To bridge frequency-domain dynamics with standard visual embeddings, Fre-Res introduces a Spatial-Guided Absorber that injects temporal residual information directly into corresponding spatial anchor tokens. Evaluated on fine-grained short- and long-video reasoning benchmarks (e.g., activity recognition, event understanding), Fre-Res achieves accuracy comparable to full-token models while drastically cutting token count. Ablation studies confirm that temporal-frequency residuals preserve causal transition cues (e.g., object movement, scene changes), while spatial anchors remain essential for static detail reasoning. This makes Fre-Res a practical solution for deploying video MLLMs in resource-constrained environments without sacrificing comprehension quality.

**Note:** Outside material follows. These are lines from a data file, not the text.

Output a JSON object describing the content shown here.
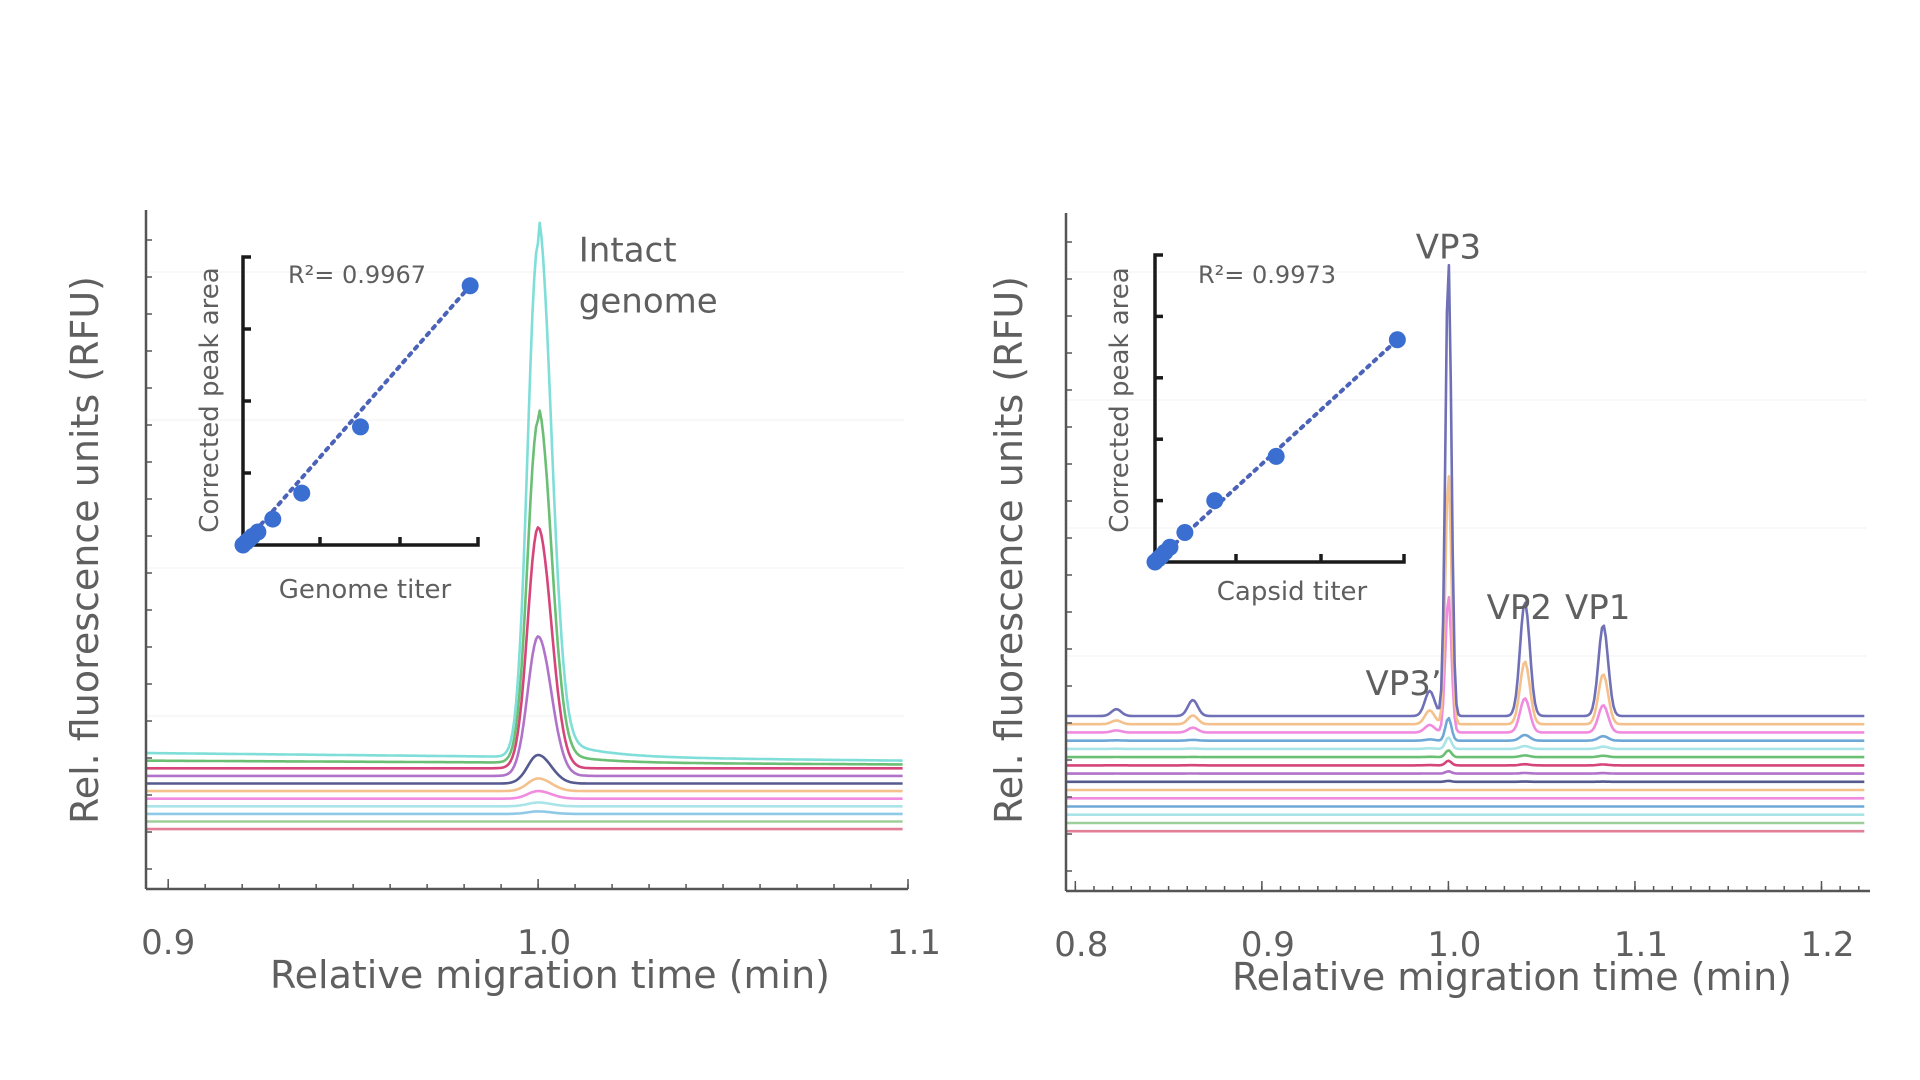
{
  "chart_data": [
    {
      "type": "line",
      "id": "genome",
      "xlabel": "Relative migration time (min)",
      "ylabel": "Rel. fluorescence units (RFU)",
      "xlim": [
        0.894,
        1.1
      ],
      "x_ticks": [
        0.9,
        1.0,
        1.1
      ],
      "x_tick_labels": [
        "0.9",
        "1.0",
        "1.1"
      ],
      "grid": true,
      "annotations": [
        {
          "text": "Intact",
          "x": 1.011,
          "y": 0.95
        },
        {
          "text": "genome",
          "x": 1.011,
          "y": 0.87
        }
      ],
      "peak_center": 1.0,
      "series": [
        {
          "name": "trace-1",
          "color": "#e07f97",
          "baseline": 0.055,
          "peak": 0.0
        },
        {
          "name": "trace-2",
          "color": "#9dcf9a",
          "baseline": 0.067,
          "peak": 0.0
        },
        {
          "name": "trace-3",
          "color": "#8fc9e8",
          "baseline": 0.079,
          "peak": 0.004
        },
        {
          "name": "trace-4",
          "color": "#a9e4e8",
          "baseline": 0.091,
          "peak": 0.006
        },
        {
          "name": "trace-5",
          "color": "#f08be0",
          "baseline": 0.103,
          "peak": 0.012
        },
        {
          "name": "trace-6",
          "color": "#f4c08c",
          "baseline": 0.115,
          "peak": 0.02
        },
        {
          "name": "trace-7",
          "color": "#555a8f",
          "baseline": 0.127,
          "peak": 0.045
        },
        {
          "name": "trace-8",
          "color": "#b073c9",
          "baseline": 0.139,
          "peak": 0.22
        },
        {
          "name": "trace-9",
          "color": "#d6457a",
          "baseline": 0.151,
          "peak": 0.38
        },
        {
          "name": "trace-10",
          "color": "#6bbf74",
          "baseline": 0.163,
          "peak": 0.54,
          "tail": 0.02
        },
        {
          "name": "trace-11",
          "color": "#7fded8",
          "baseline": 0.175,
          "peak": 0.81,
          "tail": 0.04
        }
      ],
      "inset": {
        "type": "scatter",
        "xlabel": "Genome titer",
        "ylabel": "Corrected peak area",
        "annotation": "R²= 0.9967",
        "fit": "linear-dotted",
        "xlim": [
          0,
          3
        ],
        "ylim": [
          0,
          4
        ],
        "x": [
          0.0,
          0.04,
          0.08,
          0.12,
          0.19,
          0.38,
          0.75,
          1.5,
          2.9
        ],
        "y": [
          0.0,
          0.04,
          0.08,
          0.12,
          0.18,
          0.36,
          0.72,
          1.64,
          3.6
        ],
        "color": "#3a6fd1"
      }
    },
    {
      "type": "line",
      "id": "capsid",
      "xlabel": "Relative migration time (min)",
      "ylabel": "Rel. fluorescence units (RFU)",
      "xlim": [
        0.795,
        1.226
      ],
      "x_ticks": [
        0.8,
        0.9,
        1.0,
        1.1,
        1.2
      ],
      "x_tick_labels": [
        "0.8",
        "0.9",
        "1.0",
        "1.1",
        "1.2"
      ],
      "grid": true,
      "annotations": [
        {
          "text": "VP3",
          "x": 1.0,
          "y": 0.96
        },
        {
          "text": "VP3’",
          "x": 0.976,
          "y": 0.27
        },
        {
          "text": "VP2",
          "x": 1.038,
          "y": 0.39
        },
        {
          "text": "VP1",
          "x": 1.08,
          "y": 0.39
        }
      ],
      "peaks": [
        {
          "name": "minor-1",
          "x": 0.822,
          "rel": 0.015
        },
        {
          "name": "minor-2",
          "x": 0.863,
          "rel": 0.035
        },
        {
          "name": "VP3'",
          "x": 0.99,
          "rel": 0.055
        },
        {
          "name": "VP3",
          "x": 1.0,
          "rel": 1.0
        },
        {
          "name": "VP2",
          "x": 1.041,
          "rel": 0.25
        },
        {
          "name": "VP1",
          "x": 1.083,
          "rel": 0.2
        }
      ],
      "series": [
        {
          "name": "trace-1",
          "color": "#e07f97",
          "baseline": 0.055,
          "scale": 0.0
        },
        {
          "name": "trace-2",
          "color": "#9dcf9a",
          "baseline": 0.068,
          "scale": 0.0
        },
        {
          "name": "trace-3",
          "color": "#a9e4e8",
          "baseline": 0.081,
          "scale": 0.0
        },
        {
          "name": "trace-4",
          "color": "#6fa8d6",
          "baseline": 0.094,
          "scale": 0.0
        },
        {
          "name": "trace-5",
          "color": "#f08be0",
          "baseline": 0.107,
          "scale": 0.0
        },
        {
          "name": "trace-6",
          "color": "#f4c08c",
          "baseline": 0.12,
          "scale": 0.0
        },
        {
          "name": "trace-7",
          "color": "#555a8f",
          "baseline": 0.133,
          "scale": 0.002
        },
        {
          "name": "trace-8",
          "color": "#b073c9",
          "baseline": 0.146,
          "scale": 0.005
        },
        {
          "name": "trace-9",
          "color": "#d6457a",
          "baseline": 0.159,
          "scale": 0.01
        },
        {
          "name": "trace-10",
          "color": "#6bbf74",
          "baseline": 0.172,
          "scale": 0.015
        },
        {
          "name": "trace-11",
          "color": "#a9e4e8",
          "baseline": 0.185,
          "scale": 0.025
        },
        {
          "name": "trace-12",
          "color": "#6fa8d6",
          "baseline": 0.198,
          "scale": 0.05
        },
        {
          "name": "trace-13",
          "color": "#f08be0",
          "baseline": 0.211,
          "scale": 0.3
        },
        {
          "name": "trace-14",
          "color": "#f4c08c",
          "baseline": 0.224,
          "scale": 0.55
        },
        {
          "name": "trace-15",
          "color": "#6f70b6",
          "baseline": 0.237,
          "scale": 1.0
        }
      ],
      "inset": {
        "type": "scatter",
        "xlabel": "Capsid titer",
        "ylabel": "Corrected peak area",
        "annotation": "R²= 0.9973",
        "fit": "linear-dotted",
        "xlim": [
          0,
          3
        ],
        "ylim": [
          0,
          5
        ],
        "x": [
          0.0,
          0.04,
          0.08,
          0.12,
          0.18,
          0.36,
          0.72,
          1.46,
          2.92
        ],
        "y": [
          0.0,
          0.05,
          0.1,
          0.16,
          0.24,
          0.48,
          1.0,
          1.72,
          3.62
        ],
        "color": "#3a6fd1"
      }
    }
  ]
}
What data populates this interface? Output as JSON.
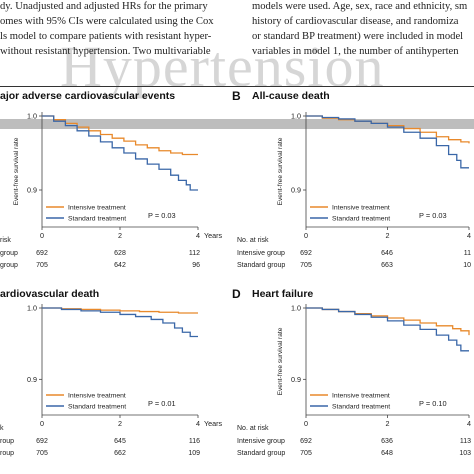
{
  "header_text": {
    "left_lines": [
      "dy. Unadjusted and adjusted HRs for the primary",
      "omes with 95% CIs were calculated using the Cox",
      "ls model to compare patients with resistant hyper-",
      "without resistant hypertension. Two multivariable"
    ],
    "right_lines": [
      "models were used. Age, sex, race and ethnicity, sm",
      "history of cardiovascular disease, and randomiza",
      "or standard BP treatment) were included in model",
      "variables in model 1, the number of antihyperten"
    ],
    "watermark": "Hypertension"
  },
  "colors": {
    "intensive": "#E8892B",
    "standard": "#3A67A8",
    "axis": "#444444"
  },
  "chart_data": [
    {
      "type": "line",
      "letter": "",
      "title": "ajor adverse cardiovascular events",
      "ylabel": "Event-free survival rate",
      "ylim": [
        0.85,
        1.0
      ],
      "xlim": [
        0,
        4
      ],
      "y_ticks": [
        {
          "v": 1.0,
          "label": "1.0"
        },
        {
          "v": 0.9,
          "label": "0.9"
        }
      ],
      "x_ticks": [
        {
          "v": 0,
          "label": "0"
        },
        {
          "v": 2,
          "label": "2"
        },
        {
          "v": 4,
          "label": "4"
        }
      ],
      "x_unit": "Years",
      "p_value": "P = 0.03",
      "series": [
        {
          "name": "Intensive treatment",
          "color": "#E8892B",
          "x": [
            0,
            0.3,
            0.6,
            0.9,
            1.2,
            1.5,
            1.8,
            2.1,
            2.4,
            2.7,
            3.0,
            3.3,
            3.6,
            3.8,
            4.0
          ],
          "y": [
            1.0,
            0.995,
            0.99,
            0.985,
            0.98,
            0.975,
            0.97,
            0.966,
            0.961,
            0.957,
            0.953,
            0.95,
            0.948,
            0.948,
            0.948
          ]
        },
        {
          "name": "Standard treatment",
          "color": "#3A67A8",
          "x": [
            0,
            0.3,
            0.6,
            0.9,
            1.2,
            1.5,
            1.8,
            2.1,
            2.4,
            2.7,
            3.0,
            3.3,
            3.5,
            3.7,
            3.8,
            4.0
          ],
          "y": [
            1.0,
            0.993,
            0.987,
            0.98,
            0.973,
            0.965,
            0.957,
            0.95,
            0.942,
            0.935,
            0.928,
            0.92,
            0.913,
            0.907,
            0.9,
            0.9
          ]
        }
      ],
      "risk": {
        "header": "risk",
        "rows": [
          {
            "label": "group",
            "values": [
              "692",
              "628",
              "112"
            ]
          },
          {
            "label": "group",
            "values": [
              "705",
              "642",
              "96"
            ]
          }
        ]
      }
    },
    {
      "type": "line",
      "letter": "B",
      "title": "All-cause death",
      "ylabel": "Event-free survival rate",
      "ylim": [
        0.85,
        1.0
      ],
      "xlim": [
        0,
        4
      ],
      "y_ticks": [
        {
          "v": 1.0,
          "label": "1.0"
        },
        {
          "v": 0.9,
          "label": "0.9"
        }
      ],
      "x_ticks": [
        {
          "v": 0,
          "label": "0"
        },
        {
          "v": 2,
          "label": "2"
        },
        {
          "v": 4,
          "label": "4"
        }
      ],
      "x_unit": "",
      "p_value": "P = 0.03",
      "series": [
        {
          "name": "Intensive treatment",
          "color": "#E8892B",
          "x": [
            0,
            0.4,
            0.8,
            1.2,
            1.6,
            2.0,
            2.4,
            2.8,
            3.2,
            3.5,
            3.8,
            4.0
          ],
          "y": [
            1.0,
            0.997,
            0.995,
            0.993,
            0.99,
            0.987,
            0.983,
            0.978,
            0.972,
            0.968,
            0.965,
            0.963
          ]
        },
        {
          "name": "Standard treatment",
          "color": "#3A67A8",
          "x": [
            0,
            0.4,
            0.8,
            1.2,
            1.6,
            2.0,
            2.4,
            2.8,
            3.2,
            3.5,
            3.7,
            3.8,
            4.0
          ],
          "y": [
            1.0,
            0.998,
            0.996,
            0.993,
            0.99,
            0.985,
            0.978,
            0.97,
            0.96,
            0.948,
            0.94,
            0.93,
            0.93
          ]
        }
      ],
      "risk": {
        "header": "No. at risk",
        "rows": [
          {
            "label": "Intensive group",
            "values": [
              "692",
              "646",
              "11"
            ]
          },
          {
            "label": "Standard group",
            "values": [
              "705",
              "663",
              "10"
            ]
          }
        ]
      }
    },
    {
      "type": "line",
      "letter": "",
      "title": "ardiovascular death",
      "ylabel": "",
      "ylim": [
        0.85,
        1.0
      ],
      "xlim": [
        0,
        4
      ],
      "y_ticks": [
        {
          "v": 1.0,
          "label": "1.0"
        },
        {
          "v": 0.9,
          "label": "0.9"
        }
      ],
      "x_ticks": [
        {
          "v": 0,
          "label": "0"
        },
        {
          "v": 2,
          "label": "2"
        },
        {
          "v": 4,
          "label": "4"
        }
      ],
      "x_unit": "Years",
      "p_value": "P = 0.01",
      "series": [
        {
          "name": "Intensive treatment",
          "color": "#E8892B",
          "x": [
            0,
            0.5,
            1.0,
            1.5,
            2.0,
            2.5,
            3.0,
            3.5,
            4.0
          ],
          "y": [
            1.0,
            0.999,
            0.998,
            0.997,
            0.996,
            0.995,
            0.994,
            0.993,
            0.993
          ]
        },
        {
          "name": "Standard treatment",
          "color": "#3A67A8",
          "x": [
            0,
            0.5,
            1.0,
            1.5,
            2.0,
            2.4,
            2.8,
            3.1,
            3.4,
            3.6,
            3.8,
            4.0
          ],
          "y": [
            1.0,
            0.998,
            0.996,
            0.994,
            0.991,
            0.988,
            0.984,
            0.979,
            0.972,
            0.966,
            0.96,
            0.96
          ]
        }
      ],
      "risk": {
        "header": "k",
        "rows": [
          {
            "label": "roup",
            "values": [
              "692",
              "645",
              "116"
            ]
          },
          {
            "label": "roup",
            "values": [
              "705",
              "662",
              "109"
            ]
          }
        ]
      }
    },
    {
      "type": "line",
      "letter": "D",
      "title": "Heart failure",
      "ylabel": "Event-free survival rate",
      "ylim": [
        0.85,
        1.0
      ],
      "xlim": [
        0,
        4
      ],
      "y_ticks": [
        {
          "v": 1.0,
          "label": "1.0"
        },
        {
          "v": 0.9,
          "label": "0.9"
        }
      ],
      "x_ticks": [
        {
          "v": 0,
          "label": "0"
        },
        {
          "v": 2,
          "label": "2"
        },
        {
          "v": 4,
          "label": "4"
        }
      ],
      "x_unit": "",
      "p_value": "P = 0.10",
      "series": [
        {
          "name": "Intensive treatment",
          "color": "#E8892B",
          "x": [
            0,
            0.4,
            0.8,
            1.2,
            1.6,
            2.0,
            2.4,
            2.8,
            3.2,
            3.6,
            3.8,
            4.0
          ],
          "y": [
            1.0,
            0.998,
            0.995,
            0.992,
            0.989,
            0.986,
            0.983,
            0.979,
            0.975,
            0.971,
            0.968,
            0.962
          ]
        },
        {
          "name": "Standard treatment",
          "color": "#3A67A8",
          "x": [
            0,
            0.4,
            0.8,
            1.2,
            1.6,
            2.0,
            2.4,
            2.8,
            3.2,
            3.5,
            3.7,
            3.8,
            4.0
          ],
          "y": [
            1.0,
            0.998,
            0.995,
            0.991,
            0.987,
            0.982,
            0.976,
            0.97,
            0.962,
            0.955,
            0.948,
            0.94,
            0.94
          ]
        }
      ],
      "risk": {
        "header": "No. at risk",
        "rows": [
          {
            "label": "Intensive group",
            "values": [
              "692",
              "636",
              "113"
            ]
          },
          {
            "label": "Standard group",
            "values": [
              "705",
              "648",
              "103"
            ]
          }
        ]
      }
    }
  ]
}
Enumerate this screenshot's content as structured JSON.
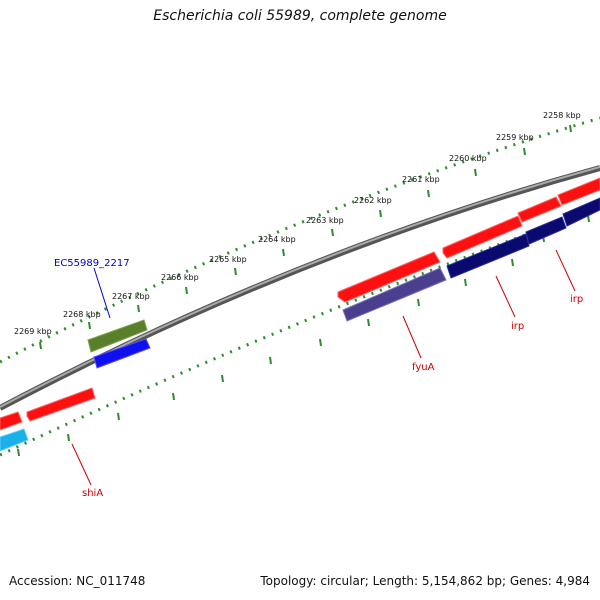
{
  "title": "Escherichia coli 55989, complete genome",
  "footer": {
    "accession": "Accession: NC_011748",
    "topology": "Topology: circular; Length: 5,154,862 bp; Genes: 4,984"
  },
  "ruler": {
    "labels": [
      "2258 kbp",
      "2259 kbp",
      "2260 kbp",
      "2261 kbp",
      "2262 kbp",
      "2263 kbp",
      "2264 kbp",
      "2265 kbp",
      "2266 kbp",
      "2267 kbp",
      "2268 kbp",
      "2269 kbp"
    ]
  },
  "gene_labels": {
    "ec55989_2217": "EC55989_2217",
    "shiA": "shiA",
    "fyuA": "fyuA",
    "irp_1": "irp",
    "irp_2": "irp"
  },
  "colors": {
    "backbone": "#888888",
    "ruler": "#2e8b2e",
    "cds_red": "#ff1010",
    "cds_navy": "#0a0a6e",
    "cds_purple": "#4a3f8f",
    "cds_olive": "#5a7f2a",
    "cds_blue": "#1010ee",
    "cds_cyan": "#1ab0e8",
    "label_red": "#cc0000",
    "label_blue": "#0000cc"
  }
}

- Fre-Res uses a dual-track approach: sparse spatial anchors for layout + compact frequency-domain tokens for temporal dynamics.
- Achieves accuracy matching full-token models on multiple video reasoning benchmarks while substantially reducing visual-token length.
- Introduces a Spatial-Guided Absorber to align frequency-domain temporal information with native visual embeddings.
Why It Matters
Enables efficient video MLLMs by slashing token overhead, making real-time video analysis feasible on limited hardware.